Here's a glowing review that (unlike my scribblings here) starts to do the
7.00x experience justice:
[http://okazakifragments.wordpress.com/2013/05/29/the-best-
mo...](http://okazakifragments.wordpress.com/2013/05/29/the-best-mooc-ever-
just-ended/comment-page-1/)

------
jacalata
I really enjoyed Programming Languages by Dan Grossman (U. Washington) on
Coursera. Well organised course, smoothly run.
[https://class.coursera.org/proglang-002](https://class.coursera.org/proglang-002)

------
waynerad
Machine Learning. I thought it was a really tough class and took more time
than they say (they say workload: 5-7 hours/week -- maybe if you are perfect
and your code never has bugs that you need to spend time debugging -- the
course is based on programming assignments in Octave where you have to
demonstrate mastery of machine learning concepts), but I put in a lot of extra
time, mastered everything, finished with a 100. Andrew Ng is a top-notch
teacher, even though his speaking style is very low-key.
[https://www.coursera.org/course/ml](https://www.coursera.org/course/ml)

------
vijucat
I finally made time for "Functional Programming in Scala" and it was fun.

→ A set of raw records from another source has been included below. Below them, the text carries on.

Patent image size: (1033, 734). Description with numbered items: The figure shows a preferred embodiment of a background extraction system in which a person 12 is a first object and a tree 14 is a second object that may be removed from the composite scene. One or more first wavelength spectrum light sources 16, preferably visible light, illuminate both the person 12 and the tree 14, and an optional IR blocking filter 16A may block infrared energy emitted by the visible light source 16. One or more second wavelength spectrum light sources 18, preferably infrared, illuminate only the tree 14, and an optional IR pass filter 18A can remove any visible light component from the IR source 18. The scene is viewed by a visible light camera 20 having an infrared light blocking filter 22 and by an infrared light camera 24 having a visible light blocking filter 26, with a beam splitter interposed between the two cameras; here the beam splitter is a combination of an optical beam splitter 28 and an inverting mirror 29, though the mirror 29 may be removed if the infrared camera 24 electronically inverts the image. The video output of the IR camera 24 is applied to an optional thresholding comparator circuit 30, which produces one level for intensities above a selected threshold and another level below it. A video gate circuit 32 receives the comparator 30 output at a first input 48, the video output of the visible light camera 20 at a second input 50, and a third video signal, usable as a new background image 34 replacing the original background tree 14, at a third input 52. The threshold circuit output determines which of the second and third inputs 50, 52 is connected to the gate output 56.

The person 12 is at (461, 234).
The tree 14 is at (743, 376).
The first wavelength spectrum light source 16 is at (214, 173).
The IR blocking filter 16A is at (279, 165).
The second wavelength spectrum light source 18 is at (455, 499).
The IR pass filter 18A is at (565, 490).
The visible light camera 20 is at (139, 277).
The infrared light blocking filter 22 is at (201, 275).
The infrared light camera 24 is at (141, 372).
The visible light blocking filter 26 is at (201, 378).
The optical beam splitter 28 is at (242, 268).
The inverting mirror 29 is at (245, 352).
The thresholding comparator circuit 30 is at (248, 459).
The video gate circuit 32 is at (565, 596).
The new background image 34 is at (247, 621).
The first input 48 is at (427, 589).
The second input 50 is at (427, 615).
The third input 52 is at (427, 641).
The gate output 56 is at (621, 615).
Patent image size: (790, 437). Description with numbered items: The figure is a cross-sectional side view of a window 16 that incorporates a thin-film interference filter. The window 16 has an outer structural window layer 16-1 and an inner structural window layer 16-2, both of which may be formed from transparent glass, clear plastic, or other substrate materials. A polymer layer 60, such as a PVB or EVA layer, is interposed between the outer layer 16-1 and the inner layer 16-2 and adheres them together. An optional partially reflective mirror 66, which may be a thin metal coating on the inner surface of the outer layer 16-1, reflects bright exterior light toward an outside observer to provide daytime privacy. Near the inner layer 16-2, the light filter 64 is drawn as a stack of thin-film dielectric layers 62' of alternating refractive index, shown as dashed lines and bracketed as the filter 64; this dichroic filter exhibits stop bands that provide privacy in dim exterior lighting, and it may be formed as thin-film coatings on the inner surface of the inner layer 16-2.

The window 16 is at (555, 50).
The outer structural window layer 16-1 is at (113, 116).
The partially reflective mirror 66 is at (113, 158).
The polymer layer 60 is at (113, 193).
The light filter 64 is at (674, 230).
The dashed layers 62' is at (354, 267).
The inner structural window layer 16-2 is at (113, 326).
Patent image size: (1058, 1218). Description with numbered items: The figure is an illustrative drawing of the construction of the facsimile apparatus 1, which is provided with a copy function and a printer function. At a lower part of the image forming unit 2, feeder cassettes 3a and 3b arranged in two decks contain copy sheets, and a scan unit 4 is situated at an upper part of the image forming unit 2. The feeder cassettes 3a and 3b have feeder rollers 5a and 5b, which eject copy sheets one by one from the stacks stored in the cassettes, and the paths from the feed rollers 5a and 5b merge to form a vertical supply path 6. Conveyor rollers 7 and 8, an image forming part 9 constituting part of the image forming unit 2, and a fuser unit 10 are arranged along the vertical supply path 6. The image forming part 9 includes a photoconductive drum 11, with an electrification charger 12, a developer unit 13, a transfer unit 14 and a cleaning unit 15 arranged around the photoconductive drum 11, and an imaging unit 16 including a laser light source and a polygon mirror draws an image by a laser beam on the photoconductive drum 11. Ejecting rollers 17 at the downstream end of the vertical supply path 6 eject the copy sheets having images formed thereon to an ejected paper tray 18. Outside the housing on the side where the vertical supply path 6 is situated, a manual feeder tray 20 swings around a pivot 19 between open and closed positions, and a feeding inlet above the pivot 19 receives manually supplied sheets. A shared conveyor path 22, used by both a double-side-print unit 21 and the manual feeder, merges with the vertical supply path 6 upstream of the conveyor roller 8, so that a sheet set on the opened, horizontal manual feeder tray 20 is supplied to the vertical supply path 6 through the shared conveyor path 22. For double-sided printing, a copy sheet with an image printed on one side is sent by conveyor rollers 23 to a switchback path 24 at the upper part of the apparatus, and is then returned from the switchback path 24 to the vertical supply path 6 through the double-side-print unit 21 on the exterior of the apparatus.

However, I must add that when I tried to use Scala in the real-world, it was
considerably more complicated due to implicits, CanBuildFrom, and other
"invisible hands" (not merely synactic sugar, mind you).

------
tjr
Learning Creative Learning:
[http://learn.media.mit.edu](http://learn.media.mit.edu) (for as long as they
keep the site up anyway)

Introduced me to some new ideas about learning, and solidified some ambiguous
thoughts I already had. Much fun.

------
oakenclast
Maps and the Geospatial Revolution on Coursera

------
michael_fine
Intro to Machine Learning on Coursera was pretty great, just the right level
of difficulty for a novice high schooler.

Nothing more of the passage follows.